Photodissociation of molecular radical cations of toluenes C7H8+· (I), C6H5CD3+· (II),
C7D8+· (III), cycloheptatriene C7H8+· (IV), and benzene has been studied by the method
of two-pulse two-colour laser photolysis of molecules in a mass spectrometer using
wavelengths 1064, 532, and 355 nm. The I ions formed due to sequential two-photon
ionization of toluene molecules by the 266 nm radiation isomerize supposingly into
5-methylene-cyclohexadiene (VI). Two- and three-photon stepwise dissociation of the I
and II isomers (VI and VI-d3, respectively) induced by the 1064 nm radiation has a
resonance at the third overtone level of CH aliphatic bond stretching vibrations.

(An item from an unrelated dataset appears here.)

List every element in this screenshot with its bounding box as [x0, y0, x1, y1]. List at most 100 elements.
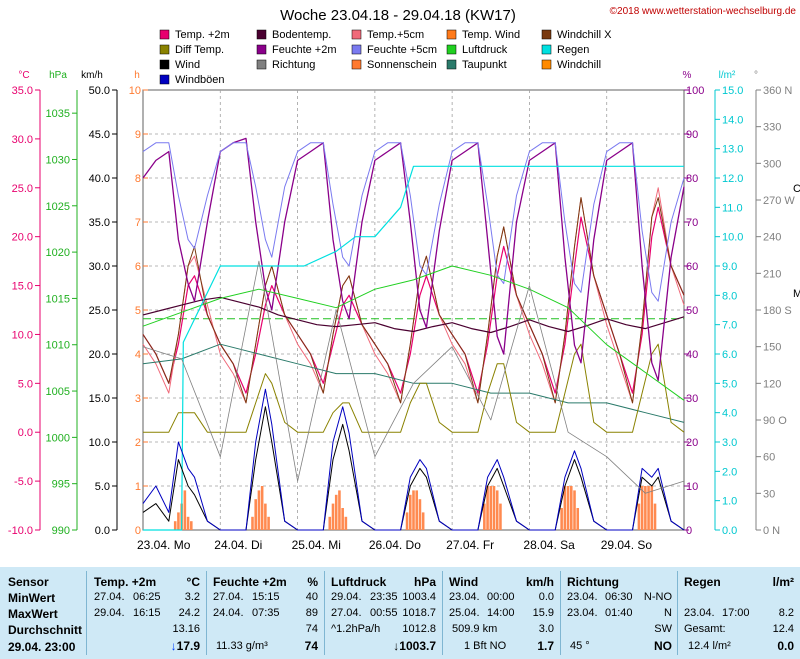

Internal
energy randomization in the two-photon dissociation is much less for VI-d3 as compared
to VI. The mechanisms of isoenergetic dissociation (two- and one-photon processes
induced by the 1064 and 532 nm radiations, respectively) are different: the one-photon
decay via an electronically excited state proceeds considerably faster than the two-photon
decomposition does in the ground state. The photodissociation cross sections
have been determined. It has been shown that the intensity of CH stretching vibration
overtones can be essentially higher for radical cations than for the neutral molecules.